竹签之下
当晚,武田把胡队长重新提进了审讯室
白炽灯还是那盏白炽灯,铁椅子还是那把铁椅子,帆布工具包里的东西还是那几样——老虎钳的钳口上还残留着上一轮留下的干涸血迹,竹签少了两根,被折断在胡队长食指的指甲缝里没有拔出来
胡队长被两个宪兵架着胳膊拖进来时,右腿的枪伤已经换了新绷带,但那条腿显然已经不能承重了——他几乎是单脚跳着被拖到铁椅子上的
皮带重新勒紧,那条伤腿被固定在椅子腿上,绷带边缘渗出一圈淡红色的血渍
武田站在铁椅子前面,没有坐,也没有翻登记本
他把一支烟叼在嘴上点着,吸了一口,把烟雾从鼻孔里喷出来,低头看着胡队长
胡队长的脸上青一块紫一块,嘴角那道被枪托砸出来的口子已经结了痂,但被重新拖进审讯室之后他又开始咬嘴唇,血痂裂了,鲜血沿着下巴往下淌
他抬头看着武田,眼睛里的血丝比昨天更多,但眼神还是硬的
“霞飞路的据点——你供的是真的,电台、弹药箱、地图、纸灰。我们的人去的时候纸灰还烫手,人刚跑。
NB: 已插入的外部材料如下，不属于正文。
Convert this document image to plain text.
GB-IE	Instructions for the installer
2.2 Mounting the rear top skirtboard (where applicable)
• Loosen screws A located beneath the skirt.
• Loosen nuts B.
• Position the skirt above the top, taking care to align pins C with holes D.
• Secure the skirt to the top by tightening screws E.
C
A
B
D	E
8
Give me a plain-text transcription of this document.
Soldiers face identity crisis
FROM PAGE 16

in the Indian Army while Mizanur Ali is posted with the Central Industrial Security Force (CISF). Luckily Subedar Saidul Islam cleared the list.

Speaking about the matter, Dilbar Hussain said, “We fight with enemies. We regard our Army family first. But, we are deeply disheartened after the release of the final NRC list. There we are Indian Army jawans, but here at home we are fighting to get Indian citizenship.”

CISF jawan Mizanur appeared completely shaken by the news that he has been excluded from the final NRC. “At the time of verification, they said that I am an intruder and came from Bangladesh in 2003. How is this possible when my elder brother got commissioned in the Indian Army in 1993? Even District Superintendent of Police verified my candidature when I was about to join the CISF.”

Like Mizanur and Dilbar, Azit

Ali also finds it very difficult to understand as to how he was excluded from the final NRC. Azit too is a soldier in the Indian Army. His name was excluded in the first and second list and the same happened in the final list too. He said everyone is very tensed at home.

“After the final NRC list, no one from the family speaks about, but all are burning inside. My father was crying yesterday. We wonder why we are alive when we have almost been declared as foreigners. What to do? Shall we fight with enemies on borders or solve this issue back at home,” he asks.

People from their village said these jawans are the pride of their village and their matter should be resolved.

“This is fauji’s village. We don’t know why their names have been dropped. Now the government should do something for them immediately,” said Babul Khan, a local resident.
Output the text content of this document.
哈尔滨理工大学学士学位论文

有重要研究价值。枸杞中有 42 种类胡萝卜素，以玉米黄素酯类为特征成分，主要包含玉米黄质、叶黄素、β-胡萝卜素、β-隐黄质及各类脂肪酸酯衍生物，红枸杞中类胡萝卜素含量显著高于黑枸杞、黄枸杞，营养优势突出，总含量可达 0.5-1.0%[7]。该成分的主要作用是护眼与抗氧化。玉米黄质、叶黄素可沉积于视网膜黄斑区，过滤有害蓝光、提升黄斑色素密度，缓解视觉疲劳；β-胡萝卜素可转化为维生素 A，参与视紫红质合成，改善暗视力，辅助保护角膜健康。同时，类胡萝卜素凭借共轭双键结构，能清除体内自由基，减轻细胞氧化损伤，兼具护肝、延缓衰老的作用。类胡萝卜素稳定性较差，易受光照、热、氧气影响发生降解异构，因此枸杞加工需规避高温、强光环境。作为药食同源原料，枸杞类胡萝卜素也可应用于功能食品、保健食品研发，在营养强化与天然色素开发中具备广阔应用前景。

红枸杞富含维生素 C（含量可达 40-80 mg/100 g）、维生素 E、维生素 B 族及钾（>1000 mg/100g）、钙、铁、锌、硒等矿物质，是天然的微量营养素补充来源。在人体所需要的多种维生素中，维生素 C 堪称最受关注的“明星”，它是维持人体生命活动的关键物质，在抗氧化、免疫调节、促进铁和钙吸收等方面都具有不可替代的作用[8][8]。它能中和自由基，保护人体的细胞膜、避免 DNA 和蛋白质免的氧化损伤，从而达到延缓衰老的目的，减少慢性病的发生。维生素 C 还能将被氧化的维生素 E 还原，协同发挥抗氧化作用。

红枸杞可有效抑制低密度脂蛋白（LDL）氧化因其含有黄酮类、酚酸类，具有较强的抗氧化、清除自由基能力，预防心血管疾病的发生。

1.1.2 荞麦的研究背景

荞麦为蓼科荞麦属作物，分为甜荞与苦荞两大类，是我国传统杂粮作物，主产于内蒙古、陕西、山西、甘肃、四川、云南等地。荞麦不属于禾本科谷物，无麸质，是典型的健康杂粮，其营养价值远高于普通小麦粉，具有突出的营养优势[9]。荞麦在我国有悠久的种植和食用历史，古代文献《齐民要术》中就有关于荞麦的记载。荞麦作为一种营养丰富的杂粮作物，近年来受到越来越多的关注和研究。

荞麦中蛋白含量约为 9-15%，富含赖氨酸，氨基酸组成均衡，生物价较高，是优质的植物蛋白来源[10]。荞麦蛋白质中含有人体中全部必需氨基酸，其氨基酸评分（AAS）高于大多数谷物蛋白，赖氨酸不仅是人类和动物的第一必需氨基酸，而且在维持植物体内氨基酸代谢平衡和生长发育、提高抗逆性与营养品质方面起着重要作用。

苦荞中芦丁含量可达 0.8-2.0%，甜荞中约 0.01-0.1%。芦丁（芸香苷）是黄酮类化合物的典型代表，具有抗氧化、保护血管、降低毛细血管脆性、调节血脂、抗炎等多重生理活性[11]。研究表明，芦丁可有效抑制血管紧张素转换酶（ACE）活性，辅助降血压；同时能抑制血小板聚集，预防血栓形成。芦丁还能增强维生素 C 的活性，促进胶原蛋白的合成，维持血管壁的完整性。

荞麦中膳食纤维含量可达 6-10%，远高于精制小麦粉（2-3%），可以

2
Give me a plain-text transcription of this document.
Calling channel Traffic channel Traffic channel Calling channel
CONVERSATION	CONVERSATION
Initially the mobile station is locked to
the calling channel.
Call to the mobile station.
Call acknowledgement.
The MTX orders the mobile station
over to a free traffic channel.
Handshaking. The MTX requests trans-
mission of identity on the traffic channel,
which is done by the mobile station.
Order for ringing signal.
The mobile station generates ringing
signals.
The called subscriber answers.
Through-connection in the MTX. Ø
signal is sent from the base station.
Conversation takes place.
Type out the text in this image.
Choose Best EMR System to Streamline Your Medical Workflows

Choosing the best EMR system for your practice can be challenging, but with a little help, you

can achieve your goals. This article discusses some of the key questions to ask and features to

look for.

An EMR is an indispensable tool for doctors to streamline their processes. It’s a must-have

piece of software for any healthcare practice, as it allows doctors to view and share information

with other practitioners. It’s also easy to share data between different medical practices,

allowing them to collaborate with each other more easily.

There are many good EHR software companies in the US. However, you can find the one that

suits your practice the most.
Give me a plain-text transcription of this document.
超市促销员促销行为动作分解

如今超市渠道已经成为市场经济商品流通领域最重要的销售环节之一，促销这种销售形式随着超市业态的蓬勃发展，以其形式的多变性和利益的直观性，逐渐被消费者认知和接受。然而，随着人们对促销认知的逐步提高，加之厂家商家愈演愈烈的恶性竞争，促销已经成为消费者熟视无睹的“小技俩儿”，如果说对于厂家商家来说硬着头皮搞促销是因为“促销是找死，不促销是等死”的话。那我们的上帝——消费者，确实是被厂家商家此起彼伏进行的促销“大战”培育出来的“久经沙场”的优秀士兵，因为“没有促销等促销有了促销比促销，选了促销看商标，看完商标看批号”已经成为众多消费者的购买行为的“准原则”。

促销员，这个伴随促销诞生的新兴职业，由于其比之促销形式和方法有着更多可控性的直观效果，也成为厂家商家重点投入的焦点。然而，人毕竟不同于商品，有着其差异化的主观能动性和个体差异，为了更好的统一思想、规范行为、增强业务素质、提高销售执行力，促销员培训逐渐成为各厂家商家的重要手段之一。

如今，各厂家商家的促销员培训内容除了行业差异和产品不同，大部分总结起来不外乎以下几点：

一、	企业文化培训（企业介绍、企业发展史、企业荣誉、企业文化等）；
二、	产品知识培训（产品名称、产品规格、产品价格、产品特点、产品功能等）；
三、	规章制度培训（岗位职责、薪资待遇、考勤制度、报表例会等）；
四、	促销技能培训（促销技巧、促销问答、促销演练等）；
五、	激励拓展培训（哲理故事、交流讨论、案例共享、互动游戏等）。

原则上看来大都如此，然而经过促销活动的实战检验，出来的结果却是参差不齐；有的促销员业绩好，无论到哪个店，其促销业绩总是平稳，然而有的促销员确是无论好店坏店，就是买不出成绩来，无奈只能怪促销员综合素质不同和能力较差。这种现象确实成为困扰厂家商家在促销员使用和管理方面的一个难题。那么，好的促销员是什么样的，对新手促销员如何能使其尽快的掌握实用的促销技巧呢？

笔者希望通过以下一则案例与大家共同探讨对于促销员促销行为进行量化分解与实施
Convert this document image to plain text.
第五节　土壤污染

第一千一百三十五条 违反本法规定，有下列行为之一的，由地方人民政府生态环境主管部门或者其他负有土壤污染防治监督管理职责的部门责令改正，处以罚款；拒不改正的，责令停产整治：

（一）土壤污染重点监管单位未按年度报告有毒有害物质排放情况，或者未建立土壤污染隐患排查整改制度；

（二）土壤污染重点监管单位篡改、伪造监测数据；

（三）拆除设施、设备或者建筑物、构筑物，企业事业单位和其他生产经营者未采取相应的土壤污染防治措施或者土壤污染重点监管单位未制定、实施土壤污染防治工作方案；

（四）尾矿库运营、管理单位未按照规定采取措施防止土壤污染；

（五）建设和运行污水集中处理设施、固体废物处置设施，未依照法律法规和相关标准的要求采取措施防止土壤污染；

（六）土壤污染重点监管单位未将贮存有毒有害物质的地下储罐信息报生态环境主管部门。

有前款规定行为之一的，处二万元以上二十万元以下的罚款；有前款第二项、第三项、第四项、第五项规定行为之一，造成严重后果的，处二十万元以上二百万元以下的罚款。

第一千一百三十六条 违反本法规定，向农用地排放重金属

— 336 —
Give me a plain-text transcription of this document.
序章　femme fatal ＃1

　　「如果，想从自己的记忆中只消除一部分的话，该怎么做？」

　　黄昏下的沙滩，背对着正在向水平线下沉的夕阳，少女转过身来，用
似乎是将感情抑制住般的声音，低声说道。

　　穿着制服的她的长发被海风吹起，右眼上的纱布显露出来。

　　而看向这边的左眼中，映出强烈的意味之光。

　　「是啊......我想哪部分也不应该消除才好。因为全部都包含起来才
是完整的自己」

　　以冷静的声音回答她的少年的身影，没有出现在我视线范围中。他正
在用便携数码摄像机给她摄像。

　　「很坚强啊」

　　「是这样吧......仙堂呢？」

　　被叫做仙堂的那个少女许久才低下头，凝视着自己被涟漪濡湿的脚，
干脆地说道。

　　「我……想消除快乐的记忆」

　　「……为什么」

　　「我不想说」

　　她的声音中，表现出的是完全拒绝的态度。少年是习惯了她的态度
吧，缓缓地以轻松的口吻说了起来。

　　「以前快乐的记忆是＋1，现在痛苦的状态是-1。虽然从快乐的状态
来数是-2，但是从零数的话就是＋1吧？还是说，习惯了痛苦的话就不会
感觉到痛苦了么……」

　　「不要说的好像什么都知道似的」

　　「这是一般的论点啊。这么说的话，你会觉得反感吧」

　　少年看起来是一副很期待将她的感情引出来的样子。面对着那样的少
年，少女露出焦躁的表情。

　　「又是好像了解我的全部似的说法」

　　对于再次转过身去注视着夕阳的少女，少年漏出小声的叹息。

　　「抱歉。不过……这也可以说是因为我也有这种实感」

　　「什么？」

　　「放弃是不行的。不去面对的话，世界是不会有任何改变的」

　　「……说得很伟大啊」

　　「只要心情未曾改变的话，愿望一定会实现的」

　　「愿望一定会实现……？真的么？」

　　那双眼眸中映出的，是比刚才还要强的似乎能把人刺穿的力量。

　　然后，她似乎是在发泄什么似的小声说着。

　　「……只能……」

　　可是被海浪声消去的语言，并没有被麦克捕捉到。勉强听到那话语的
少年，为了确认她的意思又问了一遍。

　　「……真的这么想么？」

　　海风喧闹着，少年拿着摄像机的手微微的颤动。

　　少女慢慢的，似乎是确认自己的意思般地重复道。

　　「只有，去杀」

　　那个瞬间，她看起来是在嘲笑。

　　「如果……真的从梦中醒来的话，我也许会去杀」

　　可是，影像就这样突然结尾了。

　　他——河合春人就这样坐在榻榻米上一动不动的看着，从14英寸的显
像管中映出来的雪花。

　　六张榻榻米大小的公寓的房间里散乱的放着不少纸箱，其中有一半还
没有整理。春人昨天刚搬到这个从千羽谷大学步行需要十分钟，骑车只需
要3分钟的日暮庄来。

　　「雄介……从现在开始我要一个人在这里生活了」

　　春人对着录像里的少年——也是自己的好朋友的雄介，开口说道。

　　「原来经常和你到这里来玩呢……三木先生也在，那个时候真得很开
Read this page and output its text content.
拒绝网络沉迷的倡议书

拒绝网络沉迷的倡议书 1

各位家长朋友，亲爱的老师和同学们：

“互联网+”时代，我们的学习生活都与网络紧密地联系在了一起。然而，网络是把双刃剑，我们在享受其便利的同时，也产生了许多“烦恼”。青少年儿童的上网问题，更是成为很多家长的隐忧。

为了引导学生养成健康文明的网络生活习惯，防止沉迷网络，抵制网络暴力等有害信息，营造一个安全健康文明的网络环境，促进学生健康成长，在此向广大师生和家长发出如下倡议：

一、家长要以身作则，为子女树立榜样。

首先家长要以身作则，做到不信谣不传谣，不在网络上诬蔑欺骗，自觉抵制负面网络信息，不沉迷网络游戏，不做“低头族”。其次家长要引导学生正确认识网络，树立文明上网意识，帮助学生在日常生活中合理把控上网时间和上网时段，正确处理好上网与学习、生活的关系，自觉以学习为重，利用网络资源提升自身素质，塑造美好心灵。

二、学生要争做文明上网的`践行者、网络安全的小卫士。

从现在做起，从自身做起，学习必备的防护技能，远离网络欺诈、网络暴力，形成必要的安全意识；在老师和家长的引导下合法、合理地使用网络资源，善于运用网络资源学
你供了一个真的,所以今晚我给你一个机会”
武田把烟从嘴上拿下来,弹了弹烟灰
“把你剩下的据点全部说出来,说了,我让人给你打麻药,给你换最好的外科医生!不说,今晚我换一套新工具——这套工具你还没见过”
胡队长沉默了好一会儿
白炽灯在他头顶嗡嗡轻响,他的喉结上下滚了滚,然后他从喉咙里挤出一声沙哑的、像是在喉咙里闷了很久的笑
那声笑很短,只响了一下就断了,但武田听得很清楚
“新工具?你还有什么新工具?老虎钳、竹签、橡胶棍、手术刀——不就这几样吗?你还能变出花来?”
他把头靠在椅背上,歪着头看着武田,嘴角挂着一丝被疼痛逼出来的挑衅的笑
“我告诉你,姓武的,老子的手指头已经被你夹碎了四根,指甲缝里还嵌着你那两根断了的竹签——你觉得我还在乎你换什么新工具?”
武田低头看着他,沉默了很长时间
然后他把烟叼回嘴上,转过身走到桌前,从帆布工具包最底层掏出了一样东西——一把生锈的铁锤
锤头不大,只有巴掌宽,但锈迹斑斑的铁面上沾满了暗褐色的污渍,不知道是血还是别的什么。他把铁锤放在桌上,又从工具包里掏出一根铁钉——钉子也不长,两寸左右,钉尖被磨得极利,在白炽灯下反着冷光
“你膝盖上的枪伤还没好。我要是把这根钉子钉进你的膝盖骨里——不是钉在肉上,是钉在骨头里——你这辈子就别想再用这条腿走路了。你以前在青帮打过架,应该见过这种伤。”
他把铁钉举到胡队长面前,钉尖离他的瞳孔只有一寸
“我不钉你手指,你手指已经废了,我钉你膝盖。你说不说?”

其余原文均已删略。